Mes chères impertinentes, chers impertinents,
 
En cette année 2020, je vous propose que nous nous lancions à corps perdus ou presque, dans la grande bataille des mots et de concepts pour décrire nos maux et reprendre le pouvoir sur la réalité.
 
Les mots imposent implicitement le cadre de réflexion et imposent par conséquence le cadre d’action qui en découle.
Tout ceci est terriblement sérieux.
Le poids de tous ces mots de toutes ces idées est tel, que quand on y réfléchit bien c’en est presque effrayant. Terrifiant.
 
Aujourd’hui nous allons parler du mot précarité.
 
Avant, nous avions les clochards, les nécessiteux ou les miséreux.
Vous avez, nous avons et parfois nous sommes ou devenons des SDF, des précaires.
Nous avons remplacé des mots précis qui désignaient des maux tout aussi clairs, par des concepts fumeux et des initiales froides, sans saveur et sans humanité.
La précarité c’est quoi ?
Selon le dictionnaire est précaire ce « dont l’avenir, la durée, la stabilité ne sont pas assurés »… tu es précaire donc un peu instable.
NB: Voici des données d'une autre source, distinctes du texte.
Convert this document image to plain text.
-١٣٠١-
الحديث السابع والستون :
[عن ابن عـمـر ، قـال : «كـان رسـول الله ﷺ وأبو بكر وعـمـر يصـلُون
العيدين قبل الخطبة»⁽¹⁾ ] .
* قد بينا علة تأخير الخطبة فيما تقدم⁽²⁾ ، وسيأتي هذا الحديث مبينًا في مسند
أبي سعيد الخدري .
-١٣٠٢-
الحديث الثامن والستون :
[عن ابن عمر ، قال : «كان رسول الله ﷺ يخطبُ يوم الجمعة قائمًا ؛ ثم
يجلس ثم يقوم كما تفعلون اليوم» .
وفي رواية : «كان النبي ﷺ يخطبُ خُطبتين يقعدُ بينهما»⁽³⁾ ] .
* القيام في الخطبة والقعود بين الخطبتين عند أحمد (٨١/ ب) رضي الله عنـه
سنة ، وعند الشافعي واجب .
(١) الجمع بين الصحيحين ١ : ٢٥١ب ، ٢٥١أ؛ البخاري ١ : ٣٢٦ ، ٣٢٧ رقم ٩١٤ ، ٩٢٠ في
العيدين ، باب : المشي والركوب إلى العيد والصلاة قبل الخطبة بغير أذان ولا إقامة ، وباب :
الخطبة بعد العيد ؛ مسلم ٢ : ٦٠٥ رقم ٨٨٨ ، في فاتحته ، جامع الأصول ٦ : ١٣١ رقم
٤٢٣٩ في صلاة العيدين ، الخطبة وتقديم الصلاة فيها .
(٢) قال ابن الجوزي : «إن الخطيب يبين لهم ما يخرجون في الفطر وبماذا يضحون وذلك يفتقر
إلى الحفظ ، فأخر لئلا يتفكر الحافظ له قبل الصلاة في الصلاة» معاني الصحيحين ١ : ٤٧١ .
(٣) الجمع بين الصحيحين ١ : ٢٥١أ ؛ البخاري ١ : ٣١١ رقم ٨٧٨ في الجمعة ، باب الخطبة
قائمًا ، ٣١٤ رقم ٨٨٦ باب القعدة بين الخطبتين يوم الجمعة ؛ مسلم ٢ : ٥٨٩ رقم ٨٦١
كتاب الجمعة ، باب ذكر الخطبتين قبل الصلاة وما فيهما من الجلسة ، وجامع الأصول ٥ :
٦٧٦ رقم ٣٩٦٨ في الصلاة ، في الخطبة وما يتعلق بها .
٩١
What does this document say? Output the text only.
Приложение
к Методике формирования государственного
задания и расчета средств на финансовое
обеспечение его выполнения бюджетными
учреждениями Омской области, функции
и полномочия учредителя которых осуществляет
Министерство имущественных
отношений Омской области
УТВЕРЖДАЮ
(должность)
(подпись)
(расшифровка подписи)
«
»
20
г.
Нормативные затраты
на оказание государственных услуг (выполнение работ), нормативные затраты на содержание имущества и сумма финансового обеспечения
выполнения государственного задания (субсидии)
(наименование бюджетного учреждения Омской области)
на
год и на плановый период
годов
Rien de bien méchant donc.
La misère c’est quoi ? 
Selon le dictionnaire c’est « un état d’extrême pauvreté, indigence, ou encore un état marqué par une grande insuffisance, un grand manque dans le domaine social, psychologique ».
Cela semble donc terrible. Vous savez pourquoi ?
Parce que la misère est terrible. Pas la précarité.
C’est pour cela que l’on ne parle plus de misère mais de précarité.
Pour effacer les terribles réalités.
Nous allons parler de la précarité donc, mais d’une précarité particulière… celle de la précarité dite énergétique.
Je rappelle, à tout hasard, qu’il y a dans cette édition un article consacré à la création d’un fichier des locataires indélicats qui ne payent pas leur loyer.
Un sujet passionnant digne de déclencher tous les hurlements sociaux de rigueur.
Pourquoi faire ce rappel ?
Car la véritable misère touche peu les villes et même peu les banlieues.
Elle touche peu les locataires figurez-vous qui bénéficient du chauffage central du HLM même si ce dernier ne donne que 18 ou 19° surtout si les canalisations n’ont pas été curées.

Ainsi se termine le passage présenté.